Vaccini antinfluenzali esauriti in mezza Italia


14/01/2019

Boom di richieste rispetto allo scorso anno. Le regioni finiscono nel mirino: hanno sottostimato la domanda

Le scorte, negli studi dei medici di base come negli ambulatori delle Asl, sono agli sgoccioli. Lo stesso è quanto si registra da giorni nelle farmacie di diverse città. Per i dati ufficiali occorrerà attendere la fine di marzo, ma a determinare la penuria di dosi di vaccino antinfluenzale c’è sicuramente una maggiore domanda da parte degli italiani. A richiederlo sono stati coloro a cui è offerto gratuitamente, ma pure gli adulti in salute che hanno scelto di «ricorrere all’arma più efficace per proteggersi dall’influenza», per dirla con Claudio Cricelli, presidente della Società italiana di medicina generale (Simg). «Non è tanto un problema che le dosi scarseggino adesso, quanto che siano mancate in alcune aree del Paese a metà novembre: nel pieno della campagna vaccinale, che ormai possiamo definire conclusa». Quanto questa diffusione «a singhiozzo» possa avere conseguenze sulla salute degli italiani, sarà più chiaro all’inizio del 2019: nei giorni in cui si toccherà il picco dell’epidemia.

L’inversione di tendenza

Oggi richiedere la profilassi è pressoché un miraggio (sicuramente) per la maggior parte degli abitanti della Sardegna, della Campania e dell’Emilia Romagna. Negli ultimi giorni, queste regioni non hanno fatto mistero della penuria di vaccini sul proprio territorio. Leggermente migliore risulta la situazione in Piemonte, Liguria, Trentino Alto Adige e Lombardia: anche se pure nelle rispettive province non è semplice correre ai ripari, adesso che il termometro inizia a far registrare un brusco calo delle temperature. Sembrano reggere l’urto della richiesta, invece, le regioni del Centro e del Sud. La vaccinazione antinfluenzale è una misura di profilassi raccomandata da tempo, soprattutto per alcune fasce della popolazione. Negli anni passati, però, si è fatta molta fatica a far arrivare questo messaggio ai target di riferimento. Le conseguenze della malattia sono state a lungo «snobbate». Poi è stata la volta del «caso-Fluad» - scoppiato nel 2014 dopo il decesso di tre anziani in seguito alla profilassi e al ritiro da parte dell’Aifa di due lotti di vaccino, prima che le indagini «scagionassero» i vaccini - che ha alimentato lo scetticismo nei confronti delle vaccinazioni e fatto calare in maniera decisa il tasso specifico di copertura. Evidentemente l’epidemia dello scorso anno, con otto milioni di persone costrette a letto dal virus, è servita a invertire la rotta e a «riavvicinare» gli italiani a uno strumento di salute che tutela innanzitutto gli anziani (i più esposti alle complicanze dell’influenza) e i bambini (numericamente, i più colpiti dal virus). Da qui il problema registrato nelle ultime settimane: è cresciuta la domanda, mentre lo stesso trend non si è verificato per l’offerta.

Le ragioni della carenza

Se il vaccino antinfluenzale oggi è quasi introvabile, lo si deve a una produzione tarata sulle richieste registrate nel 2017. Questo scenario ha fatto finire nel mirino le aziende che producono l’antidoto: Sanofi-Pasteur, GlaxoSmithKline e Seqirus. Ma in realtà sono state le Regioni - che nella maggior parte dei casi programmano l’acquisto delle dosi a cadenza biennale, motivo per cui faticano ad adeguarsi a inattesi cambi di rotta - a sottostimare la domanda da parte degli italiani. Le multinazionali si sono soltanto comportate di conseguenza: fornendo scorte adeguate alla richiesta, salvo poi essere pressate per rimediare in corsa.

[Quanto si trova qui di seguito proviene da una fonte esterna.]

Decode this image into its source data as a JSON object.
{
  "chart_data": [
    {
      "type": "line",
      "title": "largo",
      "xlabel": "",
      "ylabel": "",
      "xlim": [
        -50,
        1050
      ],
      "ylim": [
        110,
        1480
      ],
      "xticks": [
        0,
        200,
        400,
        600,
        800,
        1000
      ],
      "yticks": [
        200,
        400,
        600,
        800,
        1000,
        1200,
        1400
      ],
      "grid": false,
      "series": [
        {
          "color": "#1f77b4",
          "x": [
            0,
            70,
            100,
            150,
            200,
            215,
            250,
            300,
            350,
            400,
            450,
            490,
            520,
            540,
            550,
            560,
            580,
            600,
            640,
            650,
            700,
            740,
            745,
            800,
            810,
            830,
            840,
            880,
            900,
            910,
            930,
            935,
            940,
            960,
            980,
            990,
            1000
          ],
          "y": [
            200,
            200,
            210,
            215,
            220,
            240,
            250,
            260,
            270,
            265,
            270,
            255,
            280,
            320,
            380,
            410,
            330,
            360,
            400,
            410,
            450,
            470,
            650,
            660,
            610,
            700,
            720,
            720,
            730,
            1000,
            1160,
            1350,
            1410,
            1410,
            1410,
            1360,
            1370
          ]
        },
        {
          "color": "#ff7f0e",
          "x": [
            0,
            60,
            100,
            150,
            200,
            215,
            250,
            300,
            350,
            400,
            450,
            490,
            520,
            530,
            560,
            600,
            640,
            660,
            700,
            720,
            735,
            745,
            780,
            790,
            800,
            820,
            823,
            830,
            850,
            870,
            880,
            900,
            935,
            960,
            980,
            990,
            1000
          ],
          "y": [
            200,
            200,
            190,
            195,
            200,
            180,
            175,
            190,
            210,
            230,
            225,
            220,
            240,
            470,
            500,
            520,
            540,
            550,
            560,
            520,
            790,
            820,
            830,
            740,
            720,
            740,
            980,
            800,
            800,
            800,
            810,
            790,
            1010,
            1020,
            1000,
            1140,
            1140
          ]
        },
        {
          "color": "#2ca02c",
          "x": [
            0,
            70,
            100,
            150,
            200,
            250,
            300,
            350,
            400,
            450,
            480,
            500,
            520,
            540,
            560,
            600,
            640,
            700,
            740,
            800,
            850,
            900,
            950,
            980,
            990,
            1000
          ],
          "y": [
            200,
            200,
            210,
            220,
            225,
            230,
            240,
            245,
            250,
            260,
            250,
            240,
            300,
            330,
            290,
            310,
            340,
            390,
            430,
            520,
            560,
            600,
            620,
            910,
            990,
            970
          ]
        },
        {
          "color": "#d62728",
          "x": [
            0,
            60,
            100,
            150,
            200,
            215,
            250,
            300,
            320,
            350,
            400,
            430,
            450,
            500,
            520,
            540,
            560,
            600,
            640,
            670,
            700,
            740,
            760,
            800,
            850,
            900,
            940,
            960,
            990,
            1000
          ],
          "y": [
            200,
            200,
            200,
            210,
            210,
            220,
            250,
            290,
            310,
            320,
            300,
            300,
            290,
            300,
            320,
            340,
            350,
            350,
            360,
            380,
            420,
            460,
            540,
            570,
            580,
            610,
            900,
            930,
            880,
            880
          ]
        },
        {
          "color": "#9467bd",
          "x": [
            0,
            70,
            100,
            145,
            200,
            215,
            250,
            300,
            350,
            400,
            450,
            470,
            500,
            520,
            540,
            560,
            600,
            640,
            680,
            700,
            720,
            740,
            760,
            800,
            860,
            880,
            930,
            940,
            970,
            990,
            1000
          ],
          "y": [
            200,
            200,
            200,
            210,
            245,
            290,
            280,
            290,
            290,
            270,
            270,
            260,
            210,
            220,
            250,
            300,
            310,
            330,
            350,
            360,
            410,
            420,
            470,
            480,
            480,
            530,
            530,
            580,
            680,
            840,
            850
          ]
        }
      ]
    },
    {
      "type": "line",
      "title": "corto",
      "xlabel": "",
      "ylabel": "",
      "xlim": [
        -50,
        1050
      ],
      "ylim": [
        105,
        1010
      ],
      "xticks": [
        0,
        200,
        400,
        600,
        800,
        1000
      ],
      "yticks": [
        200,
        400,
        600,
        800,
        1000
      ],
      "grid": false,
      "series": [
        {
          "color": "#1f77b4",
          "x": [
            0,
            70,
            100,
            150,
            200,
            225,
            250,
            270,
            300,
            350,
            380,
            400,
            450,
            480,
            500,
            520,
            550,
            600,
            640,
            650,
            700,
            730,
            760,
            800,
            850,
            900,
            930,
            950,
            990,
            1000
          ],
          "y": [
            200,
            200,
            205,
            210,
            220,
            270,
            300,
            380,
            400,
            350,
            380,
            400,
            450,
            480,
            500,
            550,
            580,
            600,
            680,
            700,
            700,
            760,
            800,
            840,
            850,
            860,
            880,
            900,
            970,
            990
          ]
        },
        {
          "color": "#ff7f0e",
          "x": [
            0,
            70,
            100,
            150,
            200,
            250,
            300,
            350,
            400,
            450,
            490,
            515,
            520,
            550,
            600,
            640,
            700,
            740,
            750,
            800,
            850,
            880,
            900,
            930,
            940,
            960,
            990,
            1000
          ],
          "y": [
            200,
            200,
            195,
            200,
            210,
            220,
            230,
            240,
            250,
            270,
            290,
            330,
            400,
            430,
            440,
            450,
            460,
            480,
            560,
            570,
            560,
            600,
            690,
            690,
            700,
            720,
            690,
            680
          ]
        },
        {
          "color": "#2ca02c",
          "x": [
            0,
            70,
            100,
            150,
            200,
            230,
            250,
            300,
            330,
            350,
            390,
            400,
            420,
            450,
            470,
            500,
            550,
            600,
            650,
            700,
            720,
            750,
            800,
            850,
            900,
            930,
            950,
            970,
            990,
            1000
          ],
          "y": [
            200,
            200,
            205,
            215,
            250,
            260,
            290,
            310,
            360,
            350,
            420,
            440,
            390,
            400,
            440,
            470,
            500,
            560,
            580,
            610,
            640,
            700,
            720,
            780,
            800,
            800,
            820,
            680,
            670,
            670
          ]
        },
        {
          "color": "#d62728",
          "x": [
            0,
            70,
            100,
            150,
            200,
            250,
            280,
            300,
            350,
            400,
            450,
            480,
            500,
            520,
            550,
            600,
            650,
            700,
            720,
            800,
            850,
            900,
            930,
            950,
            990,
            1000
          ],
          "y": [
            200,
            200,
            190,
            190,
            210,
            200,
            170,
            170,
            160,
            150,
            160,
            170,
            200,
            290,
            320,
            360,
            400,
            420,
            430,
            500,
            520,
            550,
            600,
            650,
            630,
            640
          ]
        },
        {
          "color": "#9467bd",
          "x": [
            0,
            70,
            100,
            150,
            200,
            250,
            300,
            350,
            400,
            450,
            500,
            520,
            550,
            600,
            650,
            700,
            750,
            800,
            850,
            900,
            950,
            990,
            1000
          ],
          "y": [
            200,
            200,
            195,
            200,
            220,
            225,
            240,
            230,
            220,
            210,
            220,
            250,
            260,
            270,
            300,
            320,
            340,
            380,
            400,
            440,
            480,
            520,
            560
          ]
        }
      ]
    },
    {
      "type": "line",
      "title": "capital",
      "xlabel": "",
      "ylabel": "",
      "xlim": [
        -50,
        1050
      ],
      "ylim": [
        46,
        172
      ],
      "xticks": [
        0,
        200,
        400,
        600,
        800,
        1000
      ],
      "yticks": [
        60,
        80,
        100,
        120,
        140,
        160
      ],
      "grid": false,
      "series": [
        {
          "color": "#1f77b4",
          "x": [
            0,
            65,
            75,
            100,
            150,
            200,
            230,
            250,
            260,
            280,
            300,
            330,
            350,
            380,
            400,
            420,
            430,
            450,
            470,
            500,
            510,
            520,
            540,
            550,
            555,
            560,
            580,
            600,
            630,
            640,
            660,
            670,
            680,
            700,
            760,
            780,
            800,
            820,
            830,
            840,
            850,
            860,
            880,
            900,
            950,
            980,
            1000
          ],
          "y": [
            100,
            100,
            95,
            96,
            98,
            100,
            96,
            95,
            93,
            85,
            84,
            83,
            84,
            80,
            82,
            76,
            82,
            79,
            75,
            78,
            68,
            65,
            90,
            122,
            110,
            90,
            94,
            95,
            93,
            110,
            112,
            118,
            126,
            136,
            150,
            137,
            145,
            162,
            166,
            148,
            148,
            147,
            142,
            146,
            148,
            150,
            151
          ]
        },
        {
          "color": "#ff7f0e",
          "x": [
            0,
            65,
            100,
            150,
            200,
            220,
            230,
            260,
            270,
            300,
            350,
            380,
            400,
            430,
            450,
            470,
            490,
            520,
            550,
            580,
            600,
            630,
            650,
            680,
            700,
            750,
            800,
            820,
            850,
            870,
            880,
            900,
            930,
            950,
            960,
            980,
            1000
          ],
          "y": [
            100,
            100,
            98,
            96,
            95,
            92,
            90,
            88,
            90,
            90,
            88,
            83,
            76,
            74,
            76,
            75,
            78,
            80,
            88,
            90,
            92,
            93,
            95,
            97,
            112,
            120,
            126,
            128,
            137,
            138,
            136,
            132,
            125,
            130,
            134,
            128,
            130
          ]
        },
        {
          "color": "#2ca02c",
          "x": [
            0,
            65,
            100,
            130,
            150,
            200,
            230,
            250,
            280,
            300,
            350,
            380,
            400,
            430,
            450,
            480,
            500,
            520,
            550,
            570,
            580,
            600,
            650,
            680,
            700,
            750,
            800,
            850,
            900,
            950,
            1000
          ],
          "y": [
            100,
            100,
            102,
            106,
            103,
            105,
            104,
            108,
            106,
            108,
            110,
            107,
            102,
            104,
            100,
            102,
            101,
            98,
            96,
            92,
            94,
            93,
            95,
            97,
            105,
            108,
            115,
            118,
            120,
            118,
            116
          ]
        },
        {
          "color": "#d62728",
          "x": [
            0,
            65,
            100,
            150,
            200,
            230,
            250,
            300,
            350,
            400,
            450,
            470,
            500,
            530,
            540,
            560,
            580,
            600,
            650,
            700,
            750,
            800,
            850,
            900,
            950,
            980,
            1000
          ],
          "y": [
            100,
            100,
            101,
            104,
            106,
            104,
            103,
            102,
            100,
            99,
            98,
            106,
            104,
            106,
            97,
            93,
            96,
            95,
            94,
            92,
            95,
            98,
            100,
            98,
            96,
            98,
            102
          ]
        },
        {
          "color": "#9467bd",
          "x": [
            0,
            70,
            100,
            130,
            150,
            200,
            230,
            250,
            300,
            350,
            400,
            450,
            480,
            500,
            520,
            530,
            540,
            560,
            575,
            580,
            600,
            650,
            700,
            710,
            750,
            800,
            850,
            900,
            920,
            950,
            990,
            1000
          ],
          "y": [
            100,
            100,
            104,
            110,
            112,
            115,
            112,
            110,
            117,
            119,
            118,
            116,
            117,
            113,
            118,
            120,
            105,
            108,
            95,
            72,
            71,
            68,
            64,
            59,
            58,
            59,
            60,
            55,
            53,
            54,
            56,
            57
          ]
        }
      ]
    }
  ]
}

Un’operazione che, però, risulta sempre difficile, per due ragioni: servono almeno tre settimane per produrre nuove dosi di vaccini e non è facile favorire una «compensazione» da parte di altri Paesi, dove i vaccini sono accompagnati da indicazioni in altra lingua. A ogni modo, le prime informazioni che giungono da pediatri, ginecologi e dipartimenti di prevenzione delle Asl lasciano intendere che la maggior parte della popolazione da proteggere oggi risulta vaccinata.

Ma a questo punto il problema è un altro: l’incapacità di far fronte a una misura di prevenzione primaria prima caldeggiata e poi difficile da garantire in maniera diffusa. «Il rischio di non fare una bella figura esiste - ragionava in serata uno dei massimi esperti italiani di sanità pubblica -. Se si intende incentivare la profilassi antinfluenzale, occorre farsi trovare pronti di fronte a un aumento della richiesta». Un «post-it» da tenere bene a mente in vista del prossimo anno.